Então, qual a necessidade das novas regras, utilizadas pelos bolsonaristas inescrupulosos de sempre para desgastar o governo? Gerenciamentos de riscos pela Receita Federal, alegaram, sem cobrança de tributos, em absoluto respeito às normas legais dos sigilos bancário e fiscal.
Pois bem, mesmo diante desses desmentidos e esclarecimentos sobre a taxação do Pix ou a instituição de novos impostos, criou-se, com as novas medidas, em boa parte da sociedade, especialmente nos mais vulneráveis – e nos demais, também, desprovidos de direitos e de qualquer rede de proteção social, o sentimento de que o governo quer resolver seus problemas subtraindo ainda mais dos que vivem hoje numa situação muito difícil, diante da contenção da renda e da escalada da inadimplência, terreno fértil para o fascismo nadar de braçada, utilizando, como sempre, a disseminação da mentira e do ódio, através das ferramentas oferecidas pelas grandes redes sociais que teimam em não ser regulamentadas.
Resumo da ópera: as novas regras adotadas pela Receita e, em última instância, endossadas pelo ministro Haddad, abriram as portas para as fake news, levando o presidente Lula a adotar a única medida razoável para frear a onda extremista: a revogação daquela Instrução Normativa e a edição de uma Medida Provisória realçando a gratuidade do Pix, entre outras medidas de coação às práticas criminosas.
Nesse cenário, não há comunicação de governo capaz de resolver crises como essa, principalmente em um ambiente, ainda, de desregulamentação das big techs, usado e abusado pelos extremistas de direta. O recém-empossado e competente ministro Sidônio Palmeira sabe disso. A comunicação pode melhorar, mas não faz milagre.
O episódio deve servir para uma séria e nova reflexão sobre os rumos da economia brasileira, especialmente, sobre a advertência feita por inúmeros consagrados economistas quanto às atuais e, principalmente, futuras consequências dessa política de déficit zero promovida por Haddad, agravada pela escandolosa e irrefreável taxa de juros (real) praticada pelo Banco Central, em um país em que a ameaça inflacionária vem do descontrole cambial, da preservação, ainda que mais suave, da política de Preço de Paridade de Importação (PPI) da Petrobras, da ausência de estoques reguladores de alimentos e do enfraquecimento de mecanismos compensatórios, como o poder de compra do Bolsa Família corroído e uma valorização do salário mínimo insuficiente para conter a insatisfação popular – um quadro que tende a se agravar nos próximos anos com as novas regras aprovadas no final de 2024, como bem demonstrou em seu artigo, reproduzido recentemente pelo HP, o economista David Deccache (leia aqui).

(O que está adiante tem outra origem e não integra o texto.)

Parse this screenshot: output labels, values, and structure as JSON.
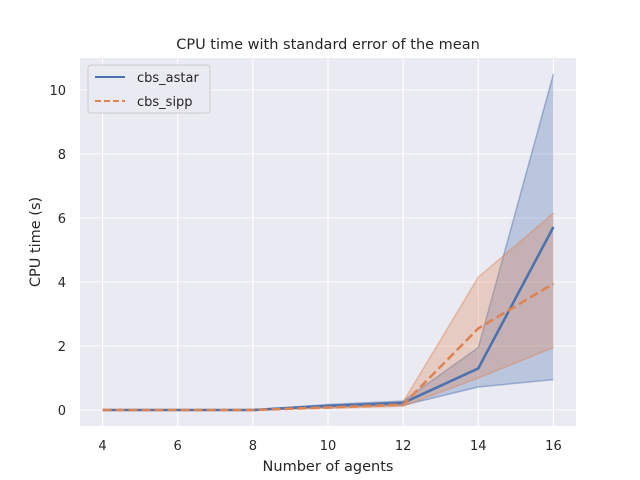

Ainda há tempo de corrigir o prumo e levar o Brasil a porto seguro em 2026, livre da recorrente ameaça fascista à democracia, alimentada, como sempre, pela frustração do povo com a preservação – e indução – de políticas de caráter neoliberal em um governo que foi eleito com outra plataforma e que representa o campo progressista no País.